In 15 years of dangerous missions -- from midnight raids on al-Qaeda
safe houses in Iraq to battling Somali pirates from the deck of a
heaving Navy ship on the high seas -- there had never been one so
shadowed by dread. As Robert James O'Neill contemplated his jump from
a helicopter into Osama bin Laden's private garden, he was positive it
would be his last.
"I didn't think I would survive," the former Navy SEAL said.

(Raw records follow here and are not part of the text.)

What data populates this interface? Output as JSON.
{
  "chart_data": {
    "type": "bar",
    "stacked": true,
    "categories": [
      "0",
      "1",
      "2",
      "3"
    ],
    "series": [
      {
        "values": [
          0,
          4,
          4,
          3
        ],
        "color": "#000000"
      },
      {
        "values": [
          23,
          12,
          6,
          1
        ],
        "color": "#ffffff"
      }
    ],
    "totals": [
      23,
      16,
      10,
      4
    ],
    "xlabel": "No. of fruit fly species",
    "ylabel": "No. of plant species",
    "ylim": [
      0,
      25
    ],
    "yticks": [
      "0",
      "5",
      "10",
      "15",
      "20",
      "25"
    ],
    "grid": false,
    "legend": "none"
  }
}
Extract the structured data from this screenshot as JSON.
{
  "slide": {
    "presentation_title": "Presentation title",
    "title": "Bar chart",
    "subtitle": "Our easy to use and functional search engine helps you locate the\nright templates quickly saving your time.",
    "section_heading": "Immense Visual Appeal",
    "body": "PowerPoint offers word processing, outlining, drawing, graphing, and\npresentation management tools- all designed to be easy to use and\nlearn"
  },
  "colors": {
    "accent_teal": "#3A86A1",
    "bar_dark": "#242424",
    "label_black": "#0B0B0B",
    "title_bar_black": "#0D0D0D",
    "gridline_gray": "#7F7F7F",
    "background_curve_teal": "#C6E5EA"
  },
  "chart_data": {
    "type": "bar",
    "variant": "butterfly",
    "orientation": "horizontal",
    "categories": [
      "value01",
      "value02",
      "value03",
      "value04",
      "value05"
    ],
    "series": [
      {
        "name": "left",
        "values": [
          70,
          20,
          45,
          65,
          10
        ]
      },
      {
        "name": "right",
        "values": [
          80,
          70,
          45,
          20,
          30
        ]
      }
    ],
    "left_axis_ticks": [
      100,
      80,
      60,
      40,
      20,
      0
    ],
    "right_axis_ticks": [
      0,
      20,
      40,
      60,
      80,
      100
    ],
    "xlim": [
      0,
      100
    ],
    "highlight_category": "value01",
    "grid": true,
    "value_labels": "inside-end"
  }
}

O'Neill, one of dozens of U.S. special operators to storm bin Laden's
hideout on May 2, 2011, said he mentally prepared himself to face
death from heavily armed gunmen or from the elaborate booby traps that
would surely line the approaches to the al-Qaeda leader's inner
sanctum. What he never expected was that he would secure a place in
history that night, as the man who fired the bullet that ended bin
Laden's life.
O'Neill confirmed to The Washington Post that he was the unnamed SEAL
who was first to tumble through the doorway of bin Laden's bedroom
that night, taking aim at the terrorist leader as he stood in darkness
behind his youngest wife. In an account later confirmed by two other
SEALs, the Montana native described firing the round that hit bin
Laden squarely in the forehead, killing him instantly.
More than three years after the events, O'Neill agreed to publicly
discuss his role for the first time, describing in unprecedented
detail the mission to capture or kill the man behind the Sept. 11,
2001, terrorist attacks on New York and Washington.